Join us on March 4th & 5th for campus and community events celebrating our 20th Annual Susanne M. Glasscock Humanities Book Prize for Interdisciplinary Scholarship!

This year’s book award is being presented to Dr. Louis Hyman for his book, Temp: How American Work, American Business, and the American Dream Became Temporary (Penguin Randomhouse, 2018). On March 5, 4:00-5:30PM, Dr. Hyman will deliver a lecture at the Glasscock Center and receive the Prize.

Please also join us for a public conversation with Dr. Hyman, facilitated by Dr. Jonathan Coopersmith (History, TAMU) at the Presidential Orientation Theater (George Bush Presidential Library & Museum) on March 4, 6:30-8:00PM.

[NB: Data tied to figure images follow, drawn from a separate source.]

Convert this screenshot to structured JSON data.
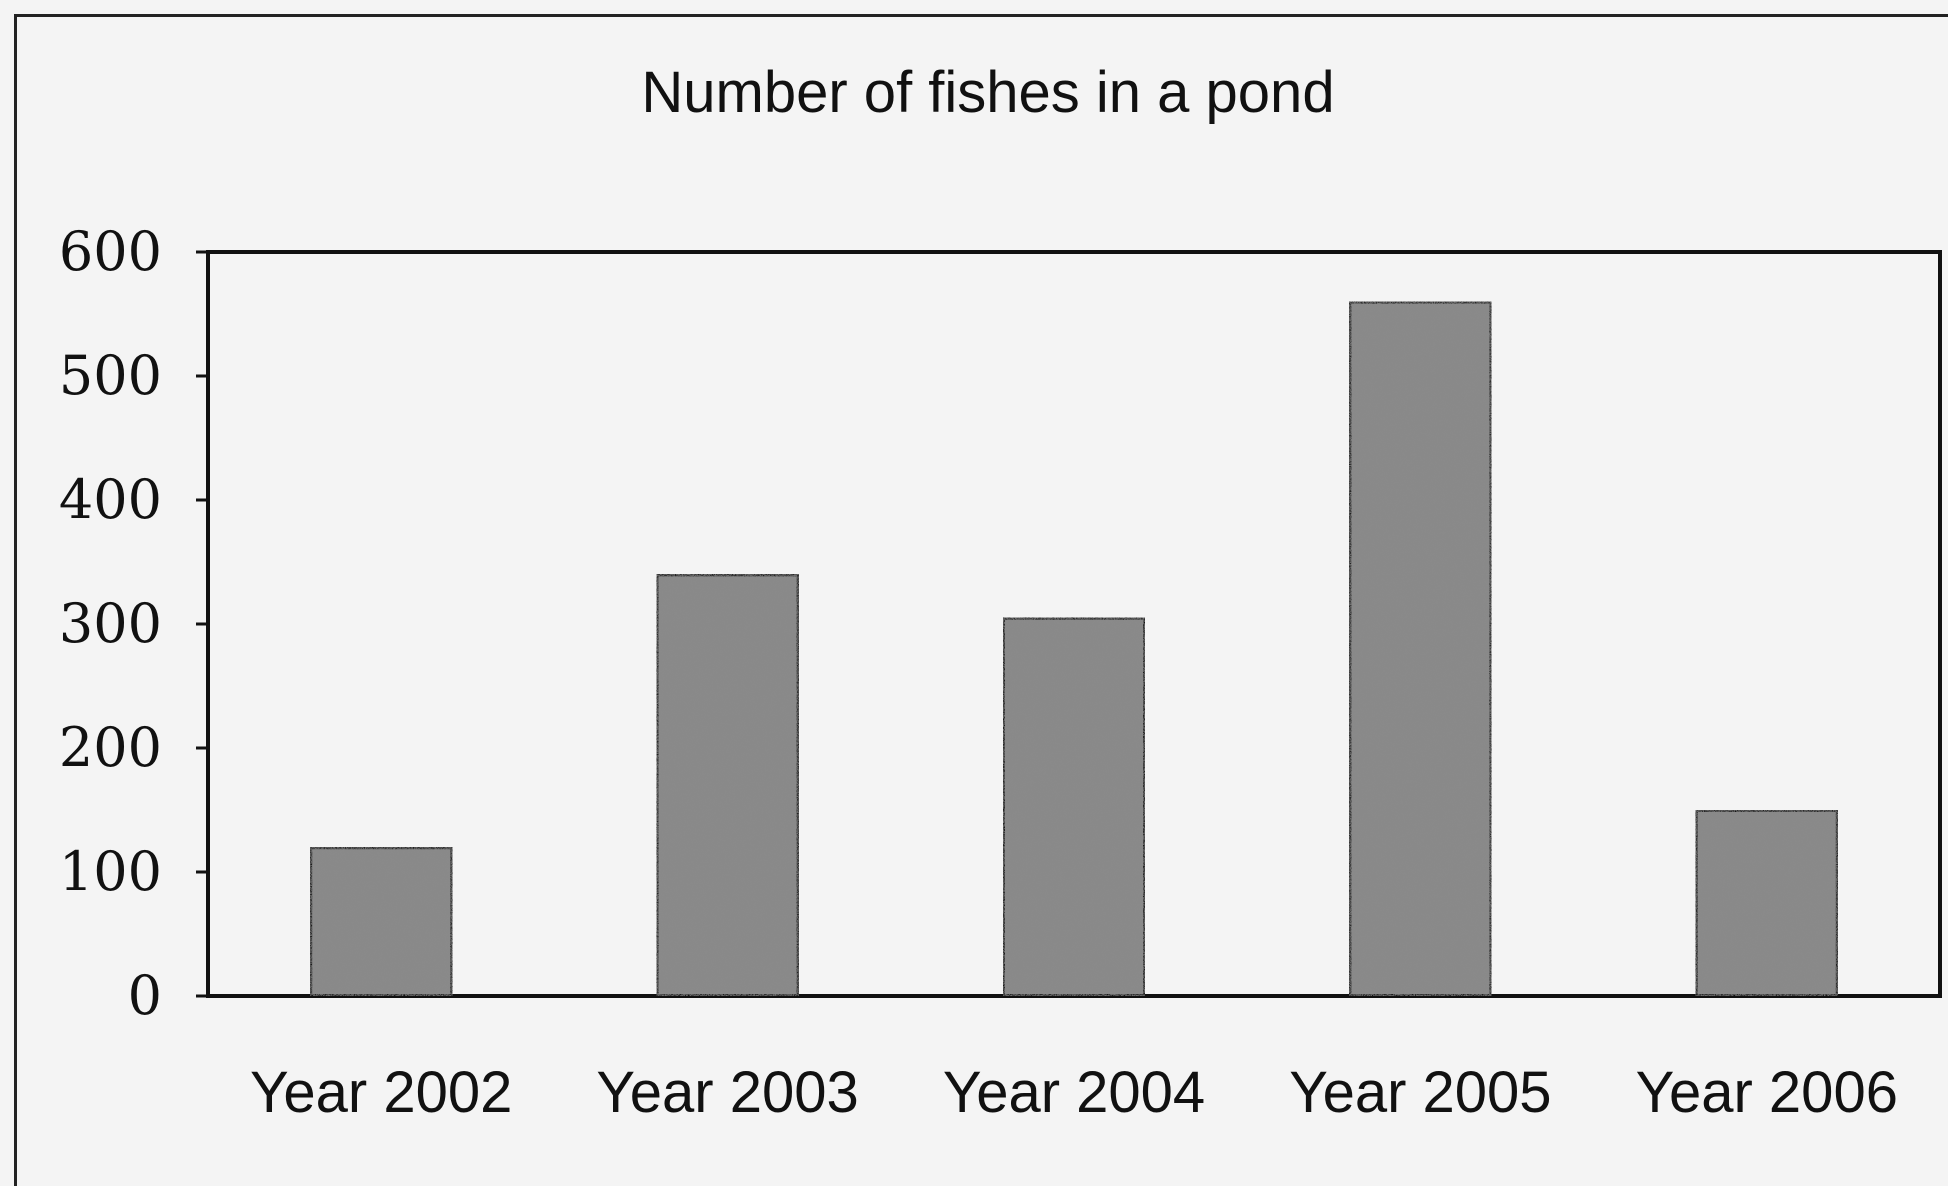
{
  "chart_data": {
    "type": "bar",
    "title": "Number of fishes in a pond",
    "categories": [
      "Year 2002",
      "Year 2003",
      "Year 2004",
      "Year 2005",
      "Year 2006"
    ],
    "values": [
      120,
      340,
      305,
      560,
      150
    ],
    "ylim": [
      0,
      600
    ],
    "yticks": [
      0,
      100,
      200,
      300,
      400,
      500,
      600
    ],
    "xlabel": "",
    "ylabel": "",
    "grid": false,
    "legend": "none",
    "bar_color": "#8a8a8a",
    "bar_outline": "#111111"
  }
}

Both events are free and open to the public!


Schedule:

Wednesday, March 4, 2020
Location: George Bush Presidential Library & Museum’s Presidential Orientation Theater (1000 George Bush Dr. W., College Station, TX 77845)
                6:30 –8:00 pm
                                Discussion, Public Q&A, and Refreshments

Thursday, March 5, 2020
Location: 311 Glasscock Building (Texas A&M campus)
                4:00-5:30 pm
                                Lecture and Presentation
                5:30–6:30 pm
                                Reception

For more information, visit this webpage.

Temp is the untold history of the surprising origins of the “gig economy”–how deliberate decisions made by consultants and CEOs in the 50s and 60s upended the stability of the workplace and the lives of millions of working men and women in postwar America, long before the digital revolution. The book argues that Uber is not the cause of insecurity and inequality in our country, and neither is the rest of the gig economy. The answer to our growing problems goes deeper than apps, further back than outsourcing and downsizing, and contests the most essential assumptions we have about how our businesses should work. As we make choices about the future, we need to understand our past.

The Glasscock Book Prize, first awarded in 1999 — originated by the Texas A&M Center for Humanities Research — was permanently endowed in December 2000 by Melbern G. Glasscock ’59 and his wife Susanne M. Glasscock, for whom the prize is now named.